The MBTI is a method of personality profiling that will help you to explore your preferences for taking in information and making decisions. The framework also looks at where you prefer to focus your attention, and how you prefer to live your life.

It will give you information about your preferred style of working and interacting with other people. There are no good or bad types: all are equally valid. A key feature of the MBTI is its focus on the likely strengths and positive qualities of different personality styles.

Uses of the MBTI

The results can give you information that can be of great practical value in providing increased self-understanding, appreciating different styles, and exploring possible development issues.

The range of possible uses of the results is very wide. Applications include:

  • developing effective teams
  • improving communication and resolving conflict
  • identifying leadership style
  • enhancing personal development
  • exploring problem-solving and learning styles
  • understanding reactions to change and stress
  • career development

I think one of the main selling points of MBTI is the potential for increasing self-awareness: it’s a great way of establishing strengths (and thus weaknesses) in a very non-threatening, and thus highly acceptable way. I often explain that I changed career partially in consequence of doing my MBTI – though it took me 5 years, so it is not likely to lead to huge upheaval. I think a much more significant, and immediate, benefit, is a much better understanding of how individuals react together, which often significantly reduces conflict. It might also shed alternative light on some of the processes operating within teams. It has the scope to improve effectiveness of individuals and groups.

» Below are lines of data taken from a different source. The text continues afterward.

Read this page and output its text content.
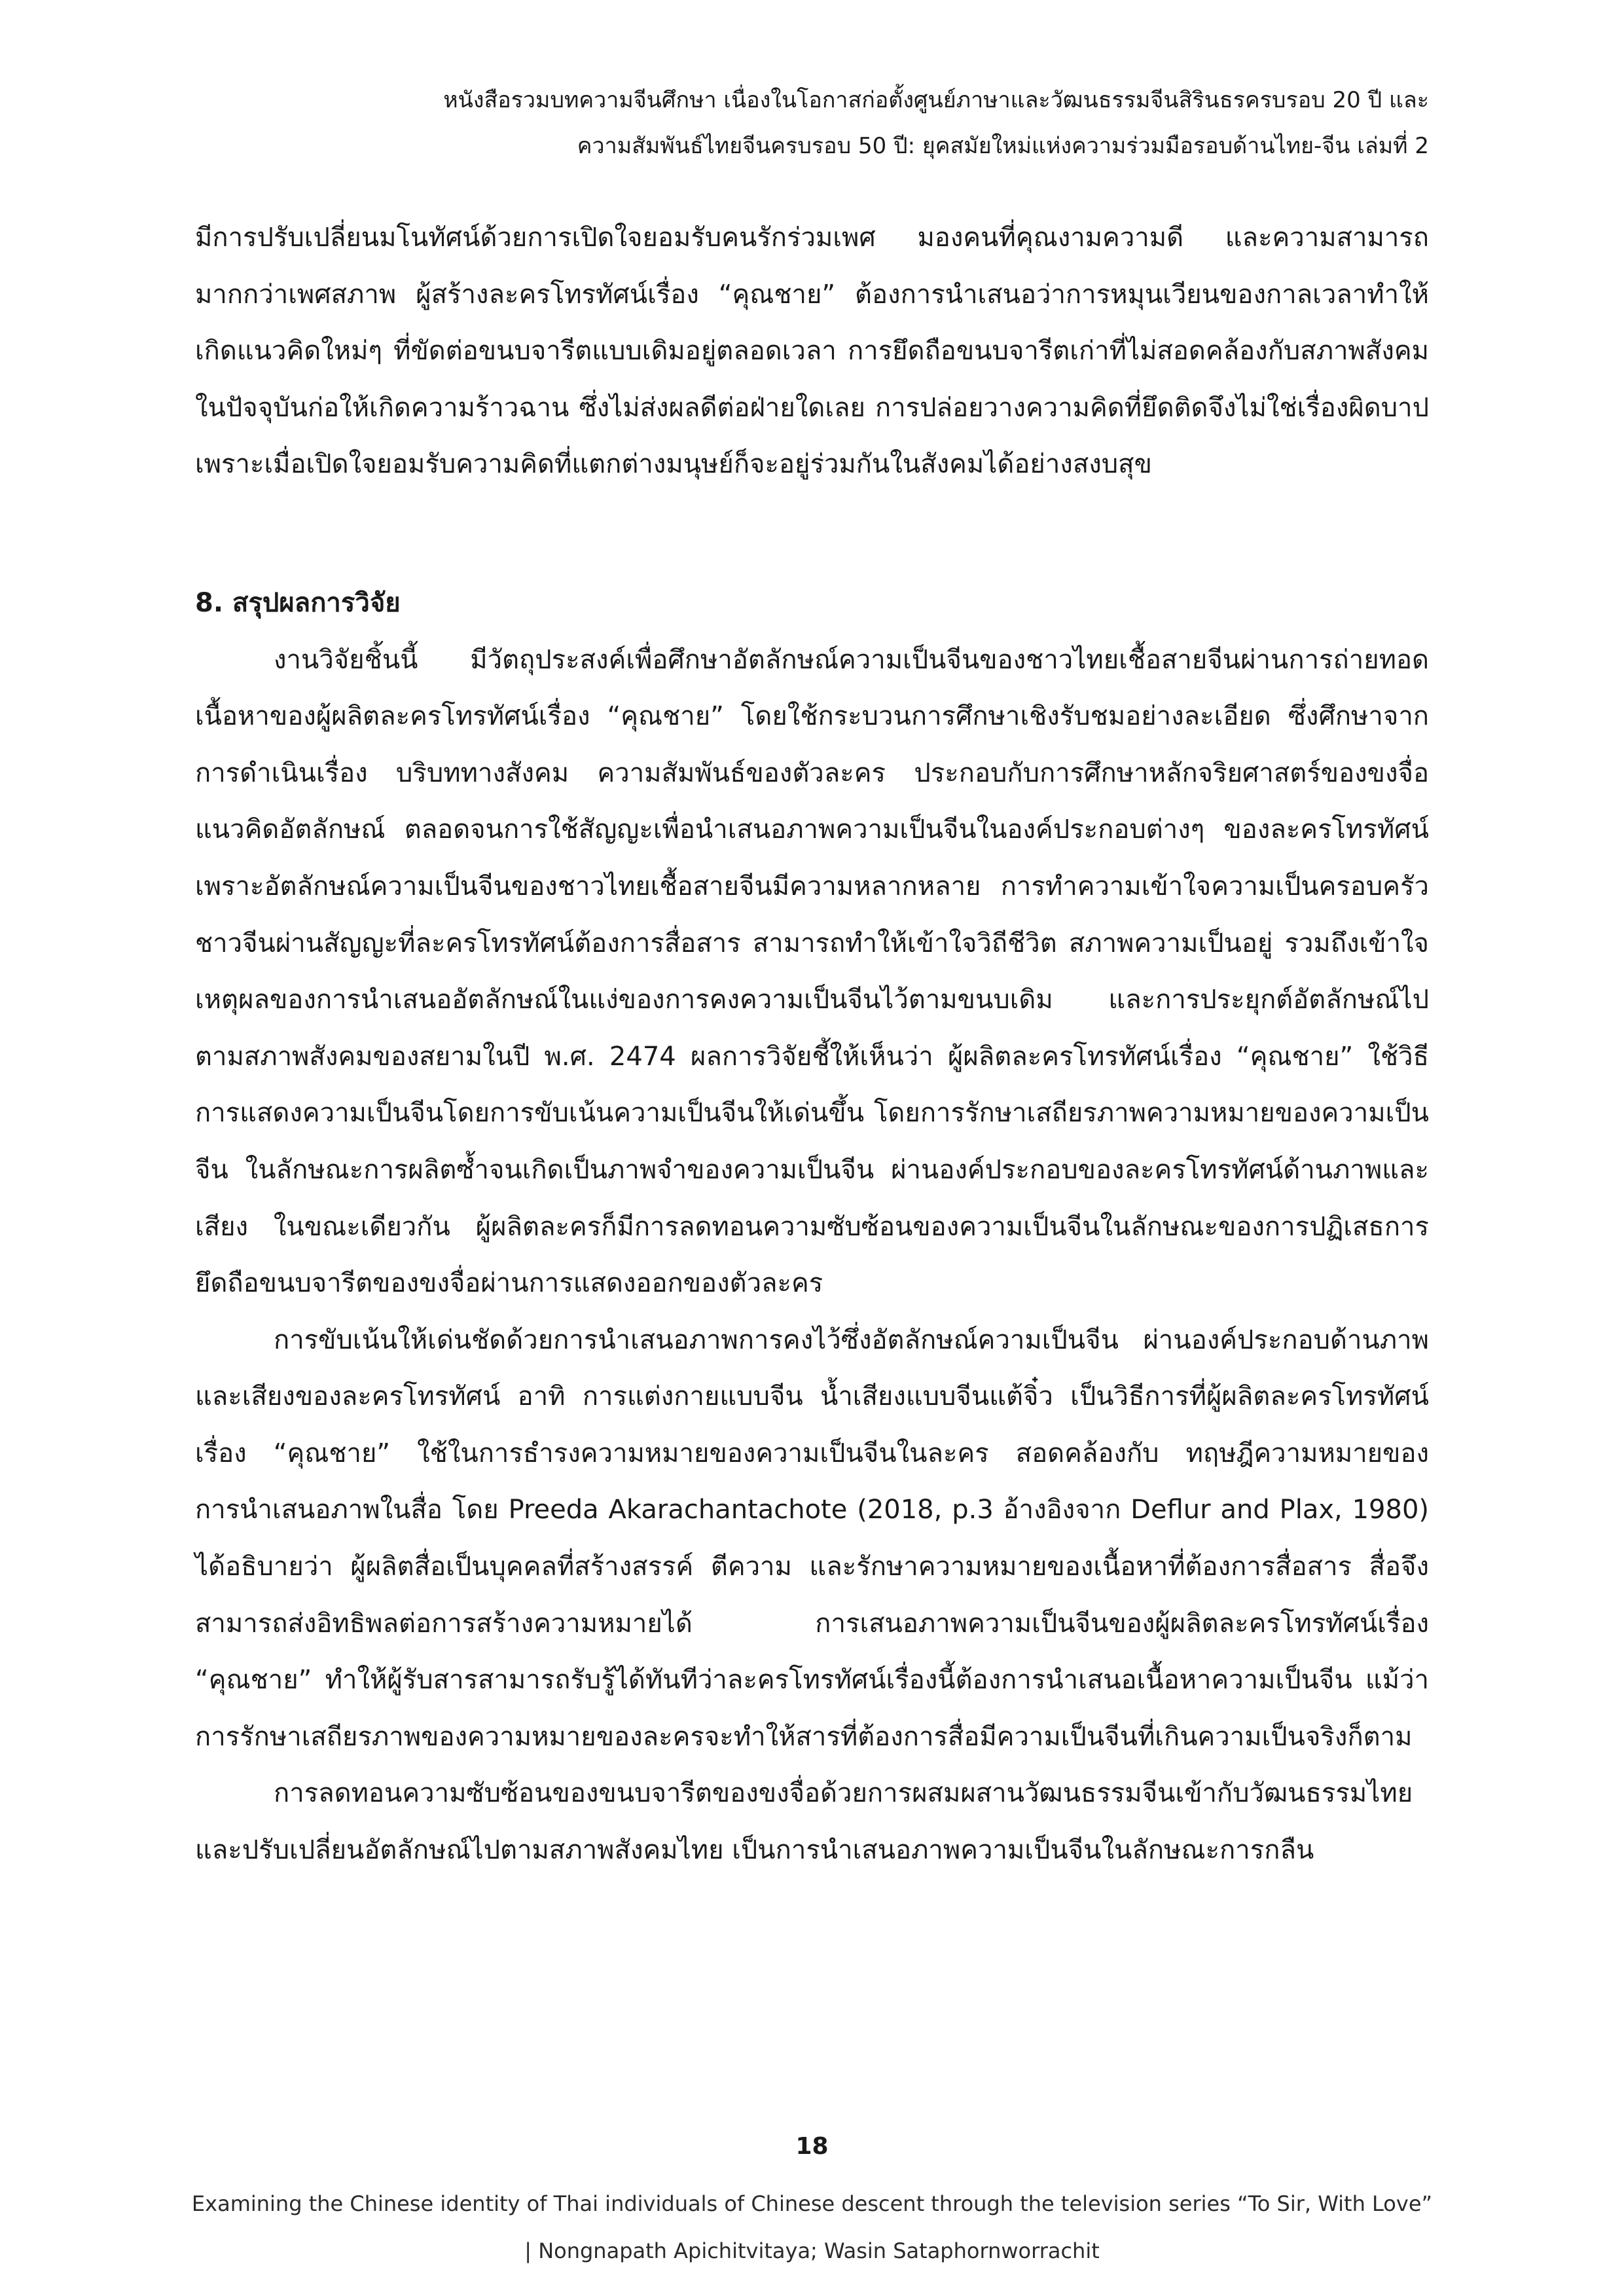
หนังสือรวมบทความจีนศึกษา เนื่องในโอกาสก่อตั้งศูนย์ภาษาและวัฒนธรรมจีนสิรินธรครบรอบ 20 ปี และ
ความสัมพันธ์ไทยจีนครบรอบ 50 ปี: ยุคสมัยใหม่แห่งความร่วมมือรอบด้านไทย-จีน เล่มที่ 2

มีการปรับเปลี่ยนมโนทัศน์ด้วยการเปิดใจยอมรับคนรักร่วมเพศ มองคนที่คุณงามความดี และความสามารถมากกว่าเพศสภาพ ผู้สร้างละครโทรทัศน์เรื่อง “คุณชาย” ต้องการนำเสนอว่าการหมุนเวียนของกาลเวลาทำให้เกิดแนวคิดใหม่ๆ ที่ขัดต่อขนบจารีตแบบเดิมอยู่ตลอดเวลา การยึดถือขนบจารีตเก่าที่ไม่สอดคล้องกับสภาพสังคมในปัจจุบันก่อให้เกิดความร้าวฉาน ซึ่งไม่ส่งผลดีต่อฝ่ายใดเลย การปล่อยวางความคิดที่ยึดติดจึงไม่ใช่เรื่องผิดบาป เพราะเมื่อเปิดใจยอมรับความคิดที่แตกต่างมนุษย์ก็จะอยู่ร่วมกันในสังคมได้อย่างสงบสุข

8. สรุปผลการวิจัย

งานวิจัยชิ้นนี้ มีวัตถุประสงค์เพื่อศึกษาอัตลักษณ์ความเป็นจีนของชาวไทยเชื้อสายจีนผ่านการถ่ายทอดเนื้อหาของผู้ผลิตละครโทรทัศน์เรื่อง “คุณชาย” โดยใช้กระบวนการศึกษาเชิงรับชมอย่างละเอียด ซึ่งศึกษาจากการดำเนินเรื่อง บริบททางสังคม ความสัมพันธ์ของตัวละคร ประกอบกับการศึกษาหลักจริยศาสตร์ของขงจื่อ แนวคิดอัตลักษณ์ ตลอดจนการใช้สัญญะเพื่อนำเสนอภาพความเป็นจีนในองค์ประกอบต่างๆ ของละครโทรทัศน์ เพราะอัตลักษณ์ความเป็นจีนของชาวไทยเชื้อสายจีนมีความหลากหลาย การทำความเข้าใจความเป็นครอบครัวชาวจีนผ่านสัญญะที่ละครโทรทัศน์ต้องการสื่อสาร สามารถทำให้เข้าใจวิถีชีวิต สภาพความเป็นอยู่ รวมถึงเข้าใจเหตุผลของการนำเสนออัตลักษณ์ในแง่ของการคงความเป็นจีนไว้ตามขนบเดิม และการประยุกต์อัตลักษณ์ไปตามสภาพสังคมของสยามในปี พ.ศ. 2474 ผลการวิจัยชี้ให้เห็นว่า ผู้ผลิตละครโทรทัศน์เรื่อง “คุณชาย” ใช้วิธีการแสดงความเป็นจีนโดยการขับเน้นความเป็นจีนให้เด่นขึ้น โดยการรักษาเสถียรภาพความหมายของความเป็นจีน ในลักษณะการผลิตซ้ำจนเกิดเป็นภาพจำของความเป็นจีน ผ่านองค์ประกอบของละครโทรทัศน์ด้านภาพและเสียง ในขณะเดียวกัน ผู้ผลิตละครก็มีการลดทอนความซับซ้อนของความเป็นจีนในลักษณะของการปฏิเสธการยึดถือขนบจารีตของขงจื่อผ่านการแสดงออกของตัวละคร

การขับเน้นให้เด่นชัดด้วยการนำเสนอภาพการคงไว้ซึ่งอัตลักษณ์ความเป็นจีน ผ่านองค์ประกอบด้านภาพและเสียงของละครโทรทัศน์ อาทิ การแต่งกายแบบจีน น้ำเสียงแบบจีนแต้จิ๋ว เป็นวิธีการที่ผู้ผลิตละครโทรทัศน์เรื่อง “คุณชาย” ใช้ในการธำรงความหมายของความเป็นจีนในละคร สอดคล้องกับ ทฤษฎีความหมายของการนำเสนอภาพในสื่อ โดย Preeda Akarachantachote (2018, p.3 อ้างอิงจาก Deflur and Plax, 1980) ได้อธิบายว่า ผู้ผลิตสื่อเป็นบุคคลที่สร้างสรรค์ ตีความ และรักษาความหมายของเนื้อหาที่ต้องการสื่อสาร สื่อจึงสามารถส่งอิทธิพลต่อการสร้างความหมายได้ การเสนอภาพความเป็นจีนของผู้ผลิตละครโทรทัศน์เรื่อง “คุณชาย” ทำให้ผู้รับสารสามารถรับรู้ได้ทันทีว่าละครโทรทัศน์เรื่องนี้ต้องการนำเสนอเนื้อหาความเป็นจีน แม้ว่าการรักษาเสถียรภาพของความหมายของละครจะทำให้สารที่ต้องการสื่อมีความเป็นจีนที่เกินความเป็นจริงก็ตาม

การลดทอนความซับซ้อนของขนบจารีตของขงจื่อด้วยการผสมผสานวัฒนธรรมจีนเข้ากับวัฒนธรรมไทย และปรับเปลี่ยนอัตลักษณ์ไปตามสภาพสังคมไทย เป็นการนำเสนอภาพความเป็นจีนในลักษณะการกลืน

18
Examining the Chinese identity of Thai individuals of Chinese descent through the television series “To Sir, With Love”
| Nongnapath Apichitvitaya; Wasin Sataphornworrachit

Importantly, the MBTI should not used for assessment for selection or to limit or to pigeon-hole people.

More detail of MBTI theory

According to MBTI theory, derived in turn from Jungian theory, everyone has a natural preference for one of the two opposites on each of the four MBTI dimensions. You use both preferences at different times, but not both at once, and not, in most cases, with equal comfort or confidence. When you use your preferred approach, you are generally at your best and feel most confident, natural and energetic.